A dark-haired, deep-voiced actor with looks and talent more befitting a risk-taking character player than a white bread leading man, Rick Hoffman worked steadily in bit parts from his 1997 debut, but only stopped waiting tables when, in 2000, he landed a regular role on the doomed Fox drama "The $treet." A Long Island native who studied drama at the University of Arizona in Tucson and headed to Los Angeles to pursue a career, Hoffman was so nervous while filming his brief role in 1997's "Conspiracy Theory" that he blew his lines. Luckily, his misread got laughs, was included in the final draft and got the actor some much-needed attention. That same year he had guest roles in the series "The Pretender" (NBC) and "Alright Already" (The WB).

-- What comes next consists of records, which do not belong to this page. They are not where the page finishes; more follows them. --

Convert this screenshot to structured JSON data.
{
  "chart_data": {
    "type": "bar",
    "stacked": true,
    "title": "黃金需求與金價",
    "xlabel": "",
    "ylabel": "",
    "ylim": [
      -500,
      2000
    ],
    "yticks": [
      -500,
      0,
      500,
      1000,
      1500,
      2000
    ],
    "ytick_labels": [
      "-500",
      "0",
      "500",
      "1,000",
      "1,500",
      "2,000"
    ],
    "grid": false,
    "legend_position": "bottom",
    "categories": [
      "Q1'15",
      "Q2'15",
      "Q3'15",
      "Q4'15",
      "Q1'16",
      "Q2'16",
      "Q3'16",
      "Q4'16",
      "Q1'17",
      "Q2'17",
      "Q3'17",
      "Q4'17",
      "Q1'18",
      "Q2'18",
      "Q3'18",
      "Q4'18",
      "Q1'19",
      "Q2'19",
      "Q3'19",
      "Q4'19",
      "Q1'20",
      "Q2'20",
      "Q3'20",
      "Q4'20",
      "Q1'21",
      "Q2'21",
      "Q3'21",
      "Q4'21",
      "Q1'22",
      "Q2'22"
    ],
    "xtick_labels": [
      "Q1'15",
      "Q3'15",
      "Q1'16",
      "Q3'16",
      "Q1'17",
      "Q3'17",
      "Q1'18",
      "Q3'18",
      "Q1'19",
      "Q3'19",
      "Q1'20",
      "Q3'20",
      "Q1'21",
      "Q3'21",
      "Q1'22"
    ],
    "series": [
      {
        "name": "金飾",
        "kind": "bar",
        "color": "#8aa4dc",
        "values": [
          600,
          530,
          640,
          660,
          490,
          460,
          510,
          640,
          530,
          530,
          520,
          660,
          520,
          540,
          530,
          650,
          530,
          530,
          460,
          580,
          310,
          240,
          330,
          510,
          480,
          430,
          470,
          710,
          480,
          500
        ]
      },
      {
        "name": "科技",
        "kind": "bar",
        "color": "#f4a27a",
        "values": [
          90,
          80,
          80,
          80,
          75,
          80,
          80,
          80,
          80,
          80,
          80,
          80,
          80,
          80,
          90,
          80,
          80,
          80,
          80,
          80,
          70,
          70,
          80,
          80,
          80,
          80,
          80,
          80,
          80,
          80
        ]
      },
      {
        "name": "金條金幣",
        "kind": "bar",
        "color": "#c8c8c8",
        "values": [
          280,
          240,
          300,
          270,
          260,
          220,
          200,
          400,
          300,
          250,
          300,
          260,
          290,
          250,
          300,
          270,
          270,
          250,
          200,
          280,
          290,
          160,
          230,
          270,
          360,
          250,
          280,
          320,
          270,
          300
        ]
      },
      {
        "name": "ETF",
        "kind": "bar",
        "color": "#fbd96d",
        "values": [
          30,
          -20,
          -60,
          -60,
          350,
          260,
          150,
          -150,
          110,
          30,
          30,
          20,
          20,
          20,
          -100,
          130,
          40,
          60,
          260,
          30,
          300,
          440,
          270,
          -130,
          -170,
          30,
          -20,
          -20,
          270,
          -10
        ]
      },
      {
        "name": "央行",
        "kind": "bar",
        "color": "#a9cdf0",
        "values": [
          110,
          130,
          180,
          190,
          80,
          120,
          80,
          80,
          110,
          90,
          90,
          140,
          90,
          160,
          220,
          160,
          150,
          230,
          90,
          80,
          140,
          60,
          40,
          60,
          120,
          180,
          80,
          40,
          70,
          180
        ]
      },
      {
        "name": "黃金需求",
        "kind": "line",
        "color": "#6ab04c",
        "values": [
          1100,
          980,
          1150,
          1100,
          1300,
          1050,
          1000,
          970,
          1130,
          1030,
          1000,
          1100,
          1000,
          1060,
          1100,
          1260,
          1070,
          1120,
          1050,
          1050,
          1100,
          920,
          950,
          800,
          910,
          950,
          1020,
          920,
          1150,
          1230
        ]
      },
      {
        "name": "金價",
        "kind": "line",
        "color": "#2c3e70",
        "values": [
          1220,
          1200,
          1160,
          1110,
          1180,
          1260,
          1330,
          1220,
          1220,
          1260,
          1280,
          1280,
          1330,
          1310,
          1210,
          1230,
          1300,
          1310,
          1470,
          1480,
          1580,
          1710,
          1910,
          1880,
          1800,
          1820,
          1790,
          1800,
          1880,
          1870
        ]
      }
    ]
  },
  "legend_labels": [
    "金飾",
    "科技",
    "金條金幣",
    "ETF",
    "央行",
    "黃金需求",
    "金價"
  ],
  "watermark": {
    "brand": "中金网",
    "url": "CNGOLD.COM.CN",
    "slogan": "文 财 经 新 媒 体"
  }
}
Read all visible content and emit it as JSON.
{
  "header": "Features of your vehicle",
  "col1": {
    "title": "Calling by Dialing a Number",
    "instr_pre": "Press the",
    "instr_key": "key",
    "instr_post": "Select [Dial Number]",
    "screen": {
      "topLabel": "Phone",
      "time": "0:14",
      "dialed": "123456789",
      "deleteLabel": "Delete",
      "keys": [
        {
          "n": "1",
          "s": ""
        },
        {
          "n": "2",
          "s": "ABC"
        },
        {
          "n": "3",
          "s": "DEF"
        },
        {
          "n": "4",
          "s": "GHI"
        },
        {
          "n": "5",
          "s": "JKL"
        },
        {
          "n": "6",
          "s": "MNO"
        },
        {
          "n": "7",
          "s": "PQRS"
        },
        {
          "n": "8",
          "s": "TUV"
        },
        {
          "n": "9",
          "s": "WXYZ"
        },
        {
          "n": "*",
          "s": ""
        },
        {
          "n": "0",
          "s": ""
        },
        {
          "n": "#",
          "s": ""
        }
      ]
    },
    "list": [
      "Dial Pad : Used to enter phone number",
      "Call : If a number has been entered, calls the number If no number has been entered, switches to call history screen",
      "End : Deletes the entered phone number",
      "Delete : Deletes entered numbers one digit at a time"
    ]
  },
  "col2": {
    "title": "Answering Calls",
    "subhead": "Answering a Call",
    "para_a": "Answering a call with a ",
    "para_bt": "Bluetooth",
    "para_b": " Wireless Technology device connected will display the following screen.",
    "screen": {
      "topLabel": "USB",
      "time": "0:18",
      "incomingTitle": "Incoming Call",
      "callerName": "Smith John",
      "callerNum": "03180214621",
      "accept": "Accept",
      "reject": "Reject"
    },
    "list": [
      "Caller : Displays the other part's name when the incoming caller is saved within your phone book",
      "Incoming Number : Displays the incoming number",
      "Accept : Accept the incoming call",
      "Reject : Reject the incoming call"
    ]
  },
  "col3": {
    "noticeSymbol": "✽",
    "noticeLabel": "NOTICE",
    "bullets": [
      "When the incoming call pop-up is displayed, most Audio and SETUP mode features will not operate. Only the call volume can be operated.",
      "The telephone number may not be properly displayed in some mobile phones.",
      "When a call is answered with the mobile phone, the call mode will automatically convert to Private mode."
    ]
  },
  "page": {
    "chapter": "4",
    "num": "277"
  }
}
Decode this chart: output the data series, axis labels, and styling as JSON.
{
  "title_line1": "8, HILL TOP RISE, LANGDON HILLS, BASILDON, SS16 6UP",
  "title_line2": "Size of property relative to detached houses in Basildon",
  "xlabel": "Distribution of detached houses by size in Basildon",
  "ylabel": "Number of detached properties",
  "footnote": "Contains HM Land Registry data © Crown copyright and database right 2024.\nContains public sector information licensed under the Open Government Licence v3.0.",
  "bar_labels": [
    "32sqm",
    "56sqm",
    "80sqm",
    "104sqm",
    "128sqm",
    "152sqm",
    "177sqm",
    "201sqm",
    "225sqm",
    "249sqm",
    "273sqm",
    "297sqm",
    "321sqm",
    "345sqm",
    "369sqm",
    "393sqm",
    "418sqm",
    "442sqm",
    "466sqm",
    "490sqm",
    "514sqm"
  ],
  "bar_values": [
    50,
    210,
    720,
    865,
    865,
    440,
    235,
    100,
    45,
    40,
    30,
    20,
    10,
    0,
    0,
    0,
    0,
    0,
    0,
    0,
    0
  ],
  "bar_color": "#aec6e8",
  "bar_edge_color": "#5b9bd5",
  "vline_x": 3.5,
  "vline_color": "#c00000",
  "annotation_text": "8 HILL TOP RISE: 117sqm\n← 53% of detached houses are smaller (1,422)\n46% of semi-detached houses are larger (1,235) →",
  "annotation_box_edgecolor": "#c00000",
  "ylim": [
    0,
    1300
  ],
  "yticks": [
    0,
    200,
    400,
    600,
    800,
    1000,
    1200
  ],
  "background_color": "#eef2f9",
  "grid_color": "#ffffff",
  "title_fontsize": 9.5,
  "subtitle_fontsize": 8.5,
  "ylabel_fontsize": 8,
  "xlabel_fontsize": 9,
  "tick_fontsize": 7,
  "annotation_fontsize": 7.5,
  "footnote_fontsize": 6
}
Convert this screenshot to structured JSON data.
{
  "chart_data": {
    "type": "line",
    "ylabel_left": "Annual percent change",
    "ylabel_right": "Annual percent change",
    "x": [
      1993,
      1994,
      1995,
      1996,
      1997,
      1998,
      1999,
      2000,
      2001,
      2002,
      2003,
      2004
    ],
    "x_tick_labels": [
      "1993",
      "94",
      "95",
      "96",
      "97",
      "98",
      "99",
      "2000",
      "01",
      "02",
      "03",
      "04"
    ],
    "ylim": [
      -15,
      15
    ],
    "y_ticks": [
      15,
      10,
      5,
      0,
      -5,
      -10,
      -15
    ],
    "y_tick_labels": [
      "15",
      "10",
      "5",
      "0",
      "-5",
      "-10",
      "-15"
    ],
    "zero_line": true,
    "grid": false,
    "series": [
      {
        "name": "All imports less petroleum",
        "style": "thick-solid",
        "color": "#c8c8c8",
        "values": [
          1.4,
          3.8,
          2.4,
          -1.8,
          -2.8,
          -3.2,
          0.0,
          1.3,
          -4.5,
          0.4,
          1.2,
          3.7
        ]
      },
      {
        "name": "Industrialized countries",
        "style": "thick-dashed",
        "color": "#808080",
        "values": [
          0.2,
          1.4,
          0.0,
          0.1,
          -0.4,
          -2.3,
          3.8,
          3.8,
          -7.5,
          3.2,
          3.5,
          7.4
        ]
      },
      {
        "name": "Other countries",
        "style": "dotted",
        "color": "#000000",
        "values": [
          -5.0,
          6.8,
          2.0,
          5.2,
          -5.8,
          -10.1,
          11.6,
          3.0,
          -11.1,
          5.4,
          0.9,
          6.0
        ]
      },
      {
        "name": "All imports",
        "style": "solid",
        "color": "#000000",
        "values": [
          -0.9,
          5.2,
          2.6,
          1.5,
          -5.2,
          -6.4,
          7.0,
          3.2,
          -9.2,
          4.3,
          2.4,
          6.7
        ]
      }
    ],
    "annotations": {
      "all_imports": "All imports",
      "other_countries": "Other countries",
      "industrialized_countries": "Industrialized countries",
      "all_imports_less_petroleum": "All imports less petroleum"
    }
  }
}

In 1998, he was featured as a bartender in the noirish "Johnny Skidmarks," an independent feature aired on HBO in lieu of theatrical release, and had a small role as a police officer in "Lethal Weapon 4." 1999 saw him take the role of Benji in an episode of the NBC hit drama "Providence," while the actor added another small role on the big screen to his resume with a turn as a doctor in the comedy "What Planet Are You From?" (2000). In November of that year, Hoffman made quite an impression in his regular series debut, shocking viewers as the despicable stockbroker Freddie Sacker, an "equal opportunity offender," on "The $treet," a Wall Street-set drama that came to a quick end thanks in part to dialogue fueled by too many mentions of Ivy League MBAs and not enough real character development. Though the show came and went in a flash, Hoffman's performance of the slimy Sacker stayed with many who watched the series.

When the following fall came around, Hoffman and co-star Tom Everett Scott had been picked up for roles in the ABC courtroom drama "Philly," and many TV fans were anxious to see just what kind of characterization Hoffman would bring to his assistant district attorney character. Hoffman's skilled character work continued in a string of film roles, including a turn in actor Adam Goldberg's directorial debut "I Love Your Work" (2003) and an uproarious scene-stealing role as a fast-talking, shallow-minded carjacking victim in the thriller "Cellular" (2004).

The actor enoyed a pair of recurring television roles on "The Practice" and "The Bernie Mac Show," both in 2004, before landing his most amusing role to date as the verbose magician/performance artist Patrick, who becomes one of the pals of the slick ladies' man Jake (John Stamos) on the ABC comedy "Jake In Progress" (2005 - ).